The main reason we keep our girl's face off line is because we believe she shouldn't end up on Facebook, or anywhere on the Internet, until she's ready. Until she wants that. That choice belongs to my daughter, and until she can tell us otherwise, we'll keep her face off the web.

It’s not that I don’t love my daughter. I do, very much so, and I wish I could show you all how freakin’ adorable she is. She's the most perfect thing I've ever done, and everyday I wish I could post a picture of her covered in spaghetti sauce or sporting a masking-tape mustache. I wish I could share photos of her in her Halloween costume or sitting on Santa’s lap or from our first family vacation. But I won’t. I won’t because I care about her. Because I love her. Because I want to keep her safe. Because I want to protect her privacy.

My daughter is already part of generation whose lives will unfold online. For her, the world is wherever the Internet can take her, and she doesn't even fully realize what that means yet. She'll share photos and have photos of her shared without ever fully comprehending the potential repercussions, and when she does, I want it to be because she's made the choice to put those photos out there. Not because her dad and her mom did.

From a safety standpoint, the more information put out there, the more personal information people and companies are able to store and collect. There have already been several reported cases where a child’s image(s) have been stolen off of Facebook and used in ads and, worse, on child pornography sites. And identity theft is a real concern. (Did you know all someone needs to steal your child's identity is their full name and date of birth, according to U.S. News and World Report? Yeah.)

Though data protection laws may guard against some of these worries, many do not. Add facial recognition technology to the mix, and our world (or more directly, the world my daughter will inherit) becomes infinitely smaller and, terrifyingly, less hers. (It's worth noting that, according to Slate.com, Google Glass has forbidden facial recognition apps, but they cannot prevent unofficial apps from launching, and in 2011, a group of hackers built an app that allows you to scan faces and immediately display names and basic biographical details, all right from your mobile phone.)

NICHOLAS KAMM/AFP/Getty Images
Allyson Cannon, recruitment manager of the National Press Club, tries Google Glass at the National Press Club in Washington on April 4, 2014. Google Glass is a wearable computer with an optical head-mounted display (OHMD) which displays information in a smartphone-like hands-free format. AFP PHOTO/Nicholas KAMM AFP PHOTO/Nicholas KAMM (Photo credit should read NICHOLAS KAMM/AFP/Getty Images)

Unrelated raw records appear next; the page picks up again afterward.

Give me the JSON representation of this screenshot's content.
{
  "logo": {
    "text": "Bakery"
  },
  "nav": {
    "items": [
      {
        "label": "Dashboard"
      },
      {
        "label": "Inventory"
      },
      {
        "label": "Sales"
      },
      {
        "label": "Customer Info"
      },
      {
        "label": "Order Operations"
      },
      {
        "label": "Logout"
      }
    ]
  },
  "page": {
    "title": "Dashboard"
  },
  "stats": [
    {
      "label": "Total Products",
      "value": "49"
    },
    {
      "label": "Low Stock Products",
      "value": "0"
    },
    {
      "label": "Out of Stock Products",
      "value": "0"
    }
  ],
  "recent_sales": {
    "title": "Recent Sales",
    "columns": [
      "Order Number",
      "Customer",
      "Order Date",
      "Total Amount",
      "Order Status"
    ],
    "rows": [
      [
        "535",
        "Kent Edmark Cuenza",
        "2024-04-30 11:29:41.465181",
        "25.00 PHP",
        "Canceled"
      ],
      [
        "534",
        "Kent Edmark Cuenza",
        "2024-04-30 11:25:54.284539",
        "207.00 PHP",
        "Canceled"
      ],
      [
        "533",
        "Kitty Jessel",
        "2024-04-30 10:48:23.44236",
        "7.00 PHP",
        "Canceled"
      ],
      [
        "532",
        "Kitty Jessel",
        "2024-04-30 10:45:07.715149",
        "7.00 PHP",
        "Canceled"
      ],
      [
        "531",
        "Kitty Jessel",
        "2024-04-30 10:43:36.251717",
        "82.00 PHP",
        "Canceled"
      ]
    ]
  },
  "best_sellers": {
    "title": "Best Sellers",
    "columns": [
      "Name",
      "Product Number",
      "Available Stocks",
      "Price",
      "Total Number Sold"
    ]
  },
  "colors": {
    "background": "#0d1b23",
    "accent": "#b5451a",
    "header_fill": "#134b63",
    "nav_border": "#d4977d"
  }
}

Aside from the real-world ramifications, do you remember that awkward class photo you took in fourth grade or that embarrassing pic of you that your mom still has? You know the one: You're half naked, sporting only underpants and your mom’s push-up bra, singing into the handle of a vacuum cleaner? (No? Just me?) Sure, these pictures are adorable, but when you're 12 or 13, they're downright embarrassing. I wonder how will exposing my daughter, physically exposing her and her body, to the opinions of other people affect how she sees herself. I wonder how these opinions will then shape her personality, her identity, and her body image. And I wonder how these images will affect how others see her. How will these pictures shape what others think of her? What future friends, future lovers, future teachers, and future employers think of her?

The truth is, I don’t know. No one really knows. Sure, all these likes and comments and shares may make her more confident. It may make her skin thicker. It may make her stronger. But what if it doesn’t? What if sharing her life with complete strangers before she even knows who she is somehow makes finding herself that much tougher? It’s hard enough being a kid.

Courtesy of Kimberly Zapata

For me, the idea of putting my daughter's face online is scary. Once her image is out there, I have no control. I can't police who sees it. I can't stop others from searching it, saving it, or sharing it. I can't trace where it goes. That leaves too much to chance. It's too much of a gamble for our family to take.

So, we won't. We'll keep our girl's face off the Internet. We've made our decision, and while it may not be right for everyone, it's right for us. It's right for her.